11月26日のジャパンカップを制したシュヴァルグラン(左)。右は3着のキタサンブラック=共同

11月26日のジャパンカップを制したシュヴァルグラン(左)。右は3着のキタサンブラック=共同

色あせる高レーティング

 昨年の日本ダービーの後、日本中央競馬会(JRA)のハンディキャッパーは、優勝したマカヒキに121というレーティングをつけた。ダービー時のレーティングでいえば、後の三冠馬ディープインパクトが119、オルフェーヴルが120だから、マカヒキがいかに高いかがわかる。前年の15年のドゥラメンテも121だが、同馬は皐月賞と併せて2冠を制し、ダービーの走破タイムは2分23秒2でレース史上最速。マカヒキより0秒8も速い。しかも、2着サトノラーゼンには1馬身4分の3の差をつけた。タイムは前半のペースに左右されるため、うのみにできない面はあるが、着差でいえばマカヒキと2着サトノダイヤモンドは鼻差(推定約8センチ)。2着と3着ディーマジェスティの間も半馬身。そのため、サトノダイヤモンドは120、ディーマジェスティは119と、平年の勝ち馬に近い評価だった。
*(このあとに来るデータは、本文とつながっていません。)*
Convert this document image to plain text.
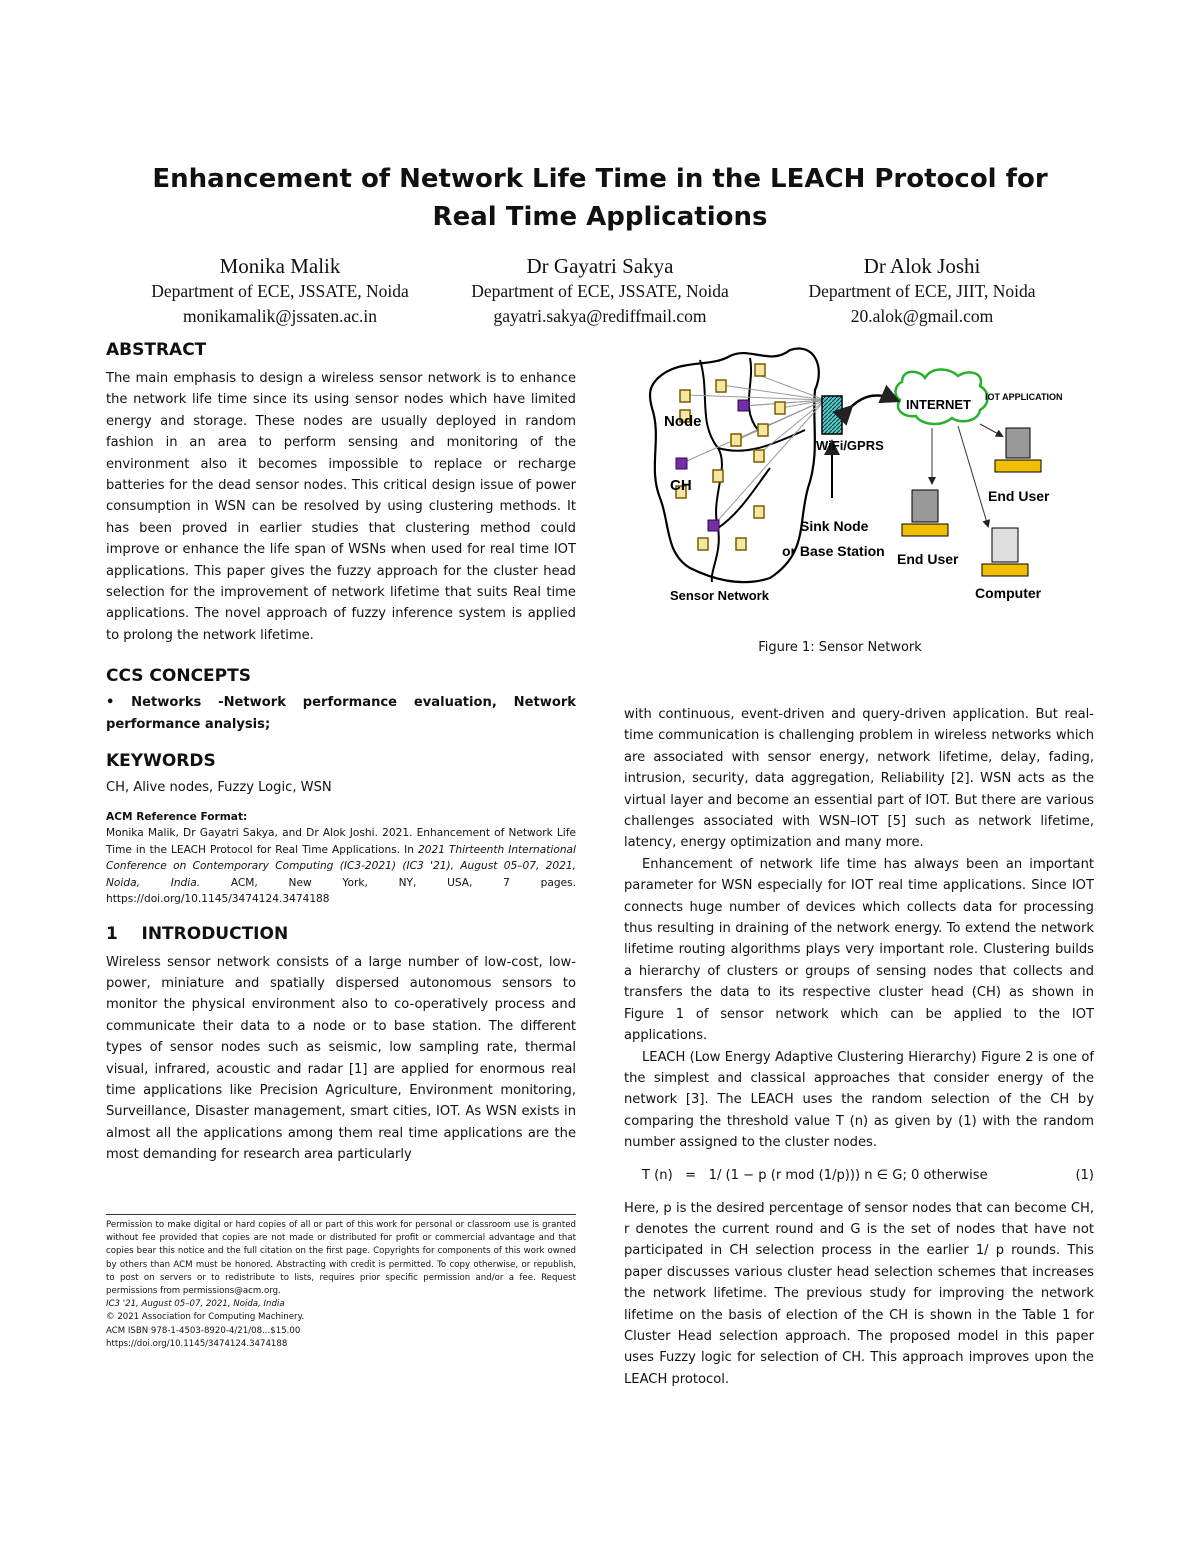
Enhancement of Network Life Time in the LEACH Protocol for
Real Time Applications
Monika Malik
Department of ECE, JSSATE, Noida
monikamalik@jssaten.ac.in
Dr Gayatri Sakya
Department of ECE, JSSATE, Noida
gayatri.sakya@rediffmail.com
Dr Alok Joshi
Department of ECE, JIIT, Noida
20.alok@gmail.com
ABSTRACT

The main emphasis to design a wireless sensor network is to enhance the network life time since its using sensor nodes which have limited energy and storage. These nodes are usually deployed in random fashion in an area to perform sensing and monitoring of the environment also it becomes impossible to replace or recharge batteries for the dead sensor nodes. This critical design issue of power consumption in WSN can be resolved by using clustering methods. It has been proved in earlier studies that clustering method could improve or enhance the life span of WSNs when used for real time IOT applications. This paper gives the fuzzy approach for the cluster head selection for the improvement of network lifetime that suits Real time applications. The novel approach of fuzzy inference system is applied to prolong the network lifetime.

CCS CONCEPTS

• Networks -Network performance evaluation, Network performance analysis;

KEYWORDS

CH, Alive nodes, Fuzzy Logic, WSN

ACM Reference Format:

Monika Malik, Dr Gayatri Sakya, and Dr Alok Joshi. 2021. Enhancement of Network Life Time in the LEACH Protocol for Real Time Applications. In 2021 Thirteenth International Conference on Contemporary Computing (IC3-2021) (IC3 '21), August 05–07, 2021, Noida, India. ACM, New York, NY, USA, 7 pages. https://doi.org/10.1145/3474124.3474188

1    INTRODUCTION

Wireless sensor network consists of a large number of low-cost, low-power, miniature and spatially dispersed autonomous sensors to monitor the physical environment also to co-operatively process and communicate their data to a node or to base station. The different types of sensor nodes such as seismic, low sampling rate, thermal visual, infrared, acoustic and radar [1] are applied for enormous real time applications like Precision Agriculture, Environment monitoring, Surveillance, Disaster management, smart cities, IOT. As WSN exists in almost all the applications among them real time applications are the most demanding for research area particularly

Permission to make digital or hard copies of all or part of this work for personal or classroom use is granted without fee provided that copies are not made or distributed for profit or commercial advantage and that copies bear this notice and the full citation on the first page. Copyrights for components of this work owned by others than ACM must be honored. Abstracting with credit is permitted. To copy otherwise, or republish, to post on servers or to redistribute to lists, requires prior specific permission and/or a fee. Request permissions from permissions@acm.org.

IC3 '21, August 05–07, 2021, Noida, India

© 2021 Association for Computing Machinery.

ACM ISBN 978-1-4503-8920-4/21/08...$15.00

https://doi.org/10.1145/3474124.3474188

INTERNET
Node
CH
WiFi/GPRS
IOT APPLICATION
Sink Node
or Base Station
End User
End User
Computer
Sensor Network

Figure 1: Sensor Network

with continuous, event-driven and query-driven application. But real-time communication is challenging problem in wireless networks which are associated with sensor energy, network lifetime, delay, fading, intrusion, security, data aggregation, Reliability [2]. WSN acts as the virtual layer and become an essential part of IOT. But there are various challenges associated with WSN–IOT [5] such as network lifetime, latency, energy optimization and many more.

Enhancement of network life time has always been an important parameter for WSN especially for IOT real time applications. Since IOT connects huge number of devices which collects data for processing thus resulting in draining of the network energy. To extend the network lifetime routing algorithms plays very important role. Clustering builds a hierarchy of clusters or groups of sensing nodes that collects and transfers the data to its respective cluster head (CH) as shown in Figure 1 of sensor network which can be applied to the IOT applications.

LEACH (Low Energy Adaptive Clustering Hierarchy) Figure 2 is one of the simplest and classical approaches that consider energy of the network [3]. The LEACH uses the random selection of the CH by comparing the threshold value T (n) as given by (1) with the random number assigned to the cluster nodes.

T (n)   =   1/ (1 − p (r mod (1/p))) n ∈ G; 0 otherwise	(1)

Here, p is the desired percentage of sensor nodes that can become CH, r denotes the current round and G is the set of nodes that have not participated in CH selection process in the earlier 1/ p rounds. This paper discusses various cluster head selection schemes that increases the network lifetime. The previous study for improving the network lifetime on the basis of election of the CH is shown in the Table 1 for Cluster Head selection approach. The proposed model in this paper uses Fuzzy logic for selection of CH. This approach improves upon the LEACH protocol.
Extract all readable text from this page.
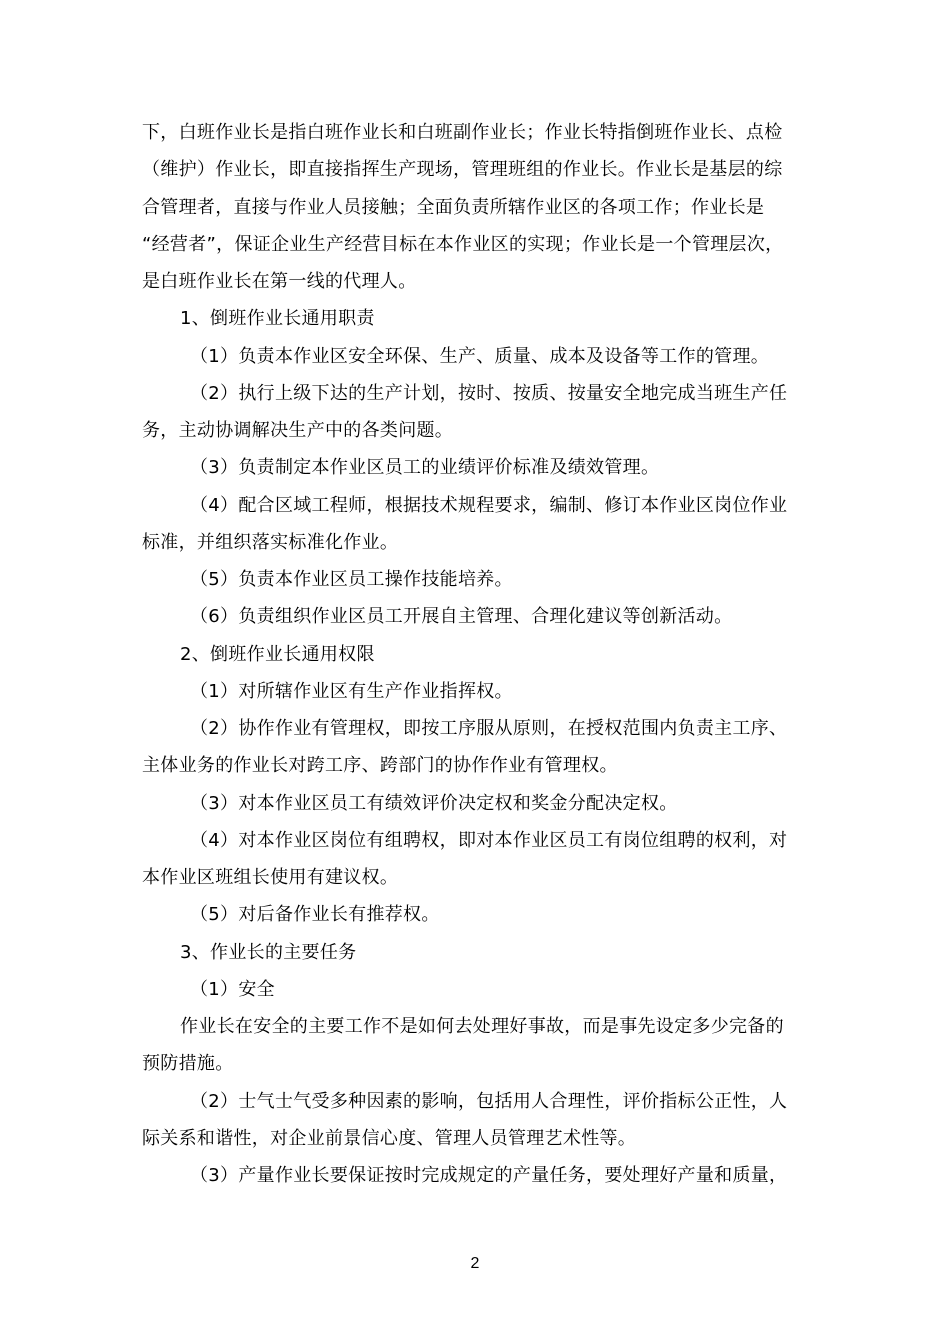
下，白班作业长是指白班作业长和白班副作业长；作业长特指倒班作业长、点检
（维护）作业长，即直接指挥生产现场，管理班组的作业长。作业长是基层的综
合管理者，直接与作业人员接触；全面负责所辖作业区的各项工作；作业长是
“经营者”，保证企业生产经营目标在本作业区的实现；作业长是一个管理层次，
是白班作业长在第一线的代理人。
1、倒班作业长通用职责
（1）负责本作业区安全环保、生产、质量、成本及设备等工作的管理。
（2）执行上级下达的生产计划，按时、按质、按量安全地完成当班生产任
务，主动协调解决生产中的各类问题。
（3）负责制定本作业区员工的业绩评价标准及绩效管理。
（4）配合区域工程师，根据技术规程要求，编制、修订本作业区岗位作业
标准，并组织落实标准化作业。
（5）负责本作业区员工操作技能培养。
（6）负责组织作业区员工开展自主管理、合理化建议等创新活动。
2、倒班作业长通用权限
（1）对所辖作业区有生产作业指挥权。
（2）协作作业有管理权，即按工序服从原则，在授权范围内负责主工序、
主体业务的作业长对跨工序、跨部门的协作作业有管理权。
（3）对本作业区员工有绩效评价决定权和奖金分配决定权。
（4）对本作业区岗位有组聘权，即对本作业区员工有岗位组聘的权利，对
本作业区班组长使用有建议权。
（5）对后备作业长有推荐权。
3、作业长的主要任务
（1）安全
作业长在安全的主要工作不是如何去处理好事故，而是事先设定多少完备的
预防措施。
（2）士气士气受多种因素的影响，包括用人合理性，评价指标公正性，人
际关系和谐性，对企业前景信心度、管理人员管理艺术性等。
（3）产量作业长要保证按时完成规定的产量任务，要处理好产量和质量，
2
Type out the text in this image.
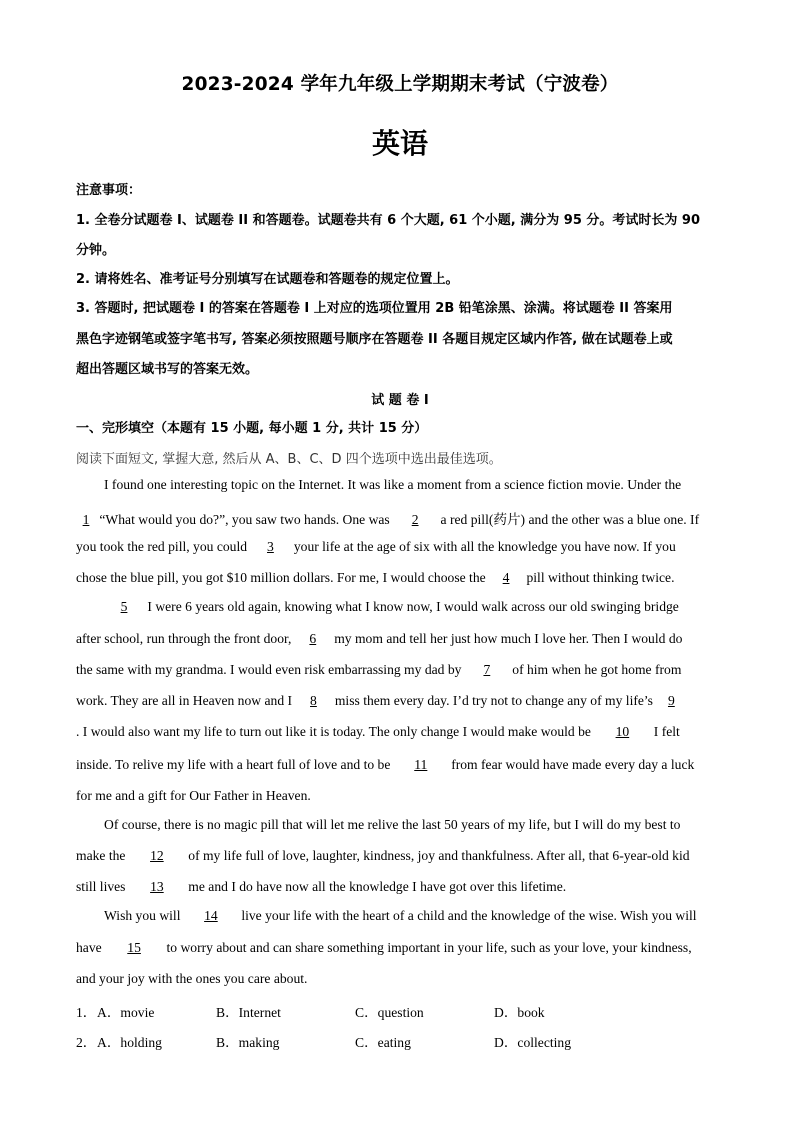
2023-2024 学年九年级上学期期末考试（宁波卷）
英语
注意事项：
1. 全卷分试题卷 I、试题卷 II 和答题卷。试题卷共有 6 个大题, 61 个小题, 满分为 95 分。考试时长为 90
分钟。
2. 请将姓名、准考证号分别填写在试题卷和答题卷的规定位置上。
3. 答题时, 把试题卷 I 的答案在答题卷 I 上对应的选项位置用 2B 铅笔涂黑、涂满。将试题卷 II 答案用
黑色字迹钢笔或签字笔书写, 答案必须按照题号顺序在答题卷 II 各题目规定区域内作答, 做在试题卷上或
超出答题区域书写的答案无效。
试 题 卷 I
一、完形填空（本题有 15 小题, 每小题 1 分, 共计 15 分）
阅读下面短文, 掌握大意, 然后从 A、B、C、D 四个选项中选出最佳选项。
I found one interesting topic on the Internet. It was like a moment from a science fiction movie. Under the
1 “What would you do?”, you saw two hands. One was 2 a red pill(药片) and the other was a blue one. If
you took the red pill, you could 3 your life at the age of six with all the knowledge you have now. If you
chose the blue pill, you got $10 million dollars. For me, I would choose the 4 pill without thinking twice.
5 I were 6 years old again, knowing what I know now, I would walk across our old swinging bridge
after school, run through the front door, 6 my mom and tell her just how much I love her. Then I would do
the same with my grandma. I would even risk embarrassing my dad by 7 of him when he got home from
work. They are all in Heaven now and I 8 miss them every day. I’d try not to change any of my life’s 9
. I would also want my life to turn out like it is today. The only change I would make would be 10 I felt
inside. To relive my life with a heart full of love and to be 11 from fear would have made every day a luck
for me and a gift for Our Father in Heaven.
Of course, there is no magic pill that will let me relive the last 50 years of my life, but I will do my best to
make the 12 of my life full of love, laughter, kindness, joy and thankfulness. After all, that 6-year-old kid
still lives 13 me and I do have now all the knowledge I have got over this lifetime.
Wish you will 14 live your life with the heart of a child and the knowledge of the wise. Wish you will
have 15 to worry about and can share something important in your life, such as your love, your kindness,
and your joy with the ones you care about.
1． A．movie	B．Internet	C．question	D．book
2． A．holding	B．making	C．eating	D．collecting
 3歳の春は競走馬の能力を評価するには早すぎる時期で、レーティングも“目分量”になる。競馬開催国としての格を反映した政治的な要素も絡む。2着に5馬身差をつけたディープインパクトが119にとどまったのは、日本がまだ、国際セリ名簿基準委員会(ICSC)のパート1国昇格前だった事情がある。07年の昇格後は、ダービー馬の数値は牡馬換算で117から121の間に収まる(07年のウオッカは牝馬の斤量2キロ減を反映して116)。ともかく、121のダービー馬は15、16年の2頭だけで、レイデオロは120。超スローでタイムが昨年より2秒9、15年より3秒7も遅く、「出しすぎ」の声が出ても不思議はないが、今秋の結果を見るとレイデオロの120は妥当で、昨年が「盛った」といわれかねないほど明暗が分かれた。

引退馬相次ぎ現役組も不振

 「暗」の4歳世代。昨年の皐月賞、ダービー出走馬のその後を見ると、ディーマジェスティ以外に皐月賞、ダービーとも5着のリオンディーズ、G2の青葉賞優勝でダービー13着のヴァンキッシュランが昨年のうちに引退。G2の京都新聞杯優勝でダービー6着のスマートオーディンはダービー後、1年半も戦列離脱中だ。昨年の皐月賞は珍しく1勝馬が出走しており、この組からミッキーロケットが秋に神戸新聞杯(G2)で2着。1月に日経新春杯を優勝。このほか、ミライヘノツバサもオープンに昇格し、日経賞で2着と健闘した。このほか、ロードクエスト(皐月賞8着、ダービー11着)が昨年9月にG3を1勝。ダービー16着のマイネルハニーが昨年末にG3を1勝したが、全般的に存在感は薄い。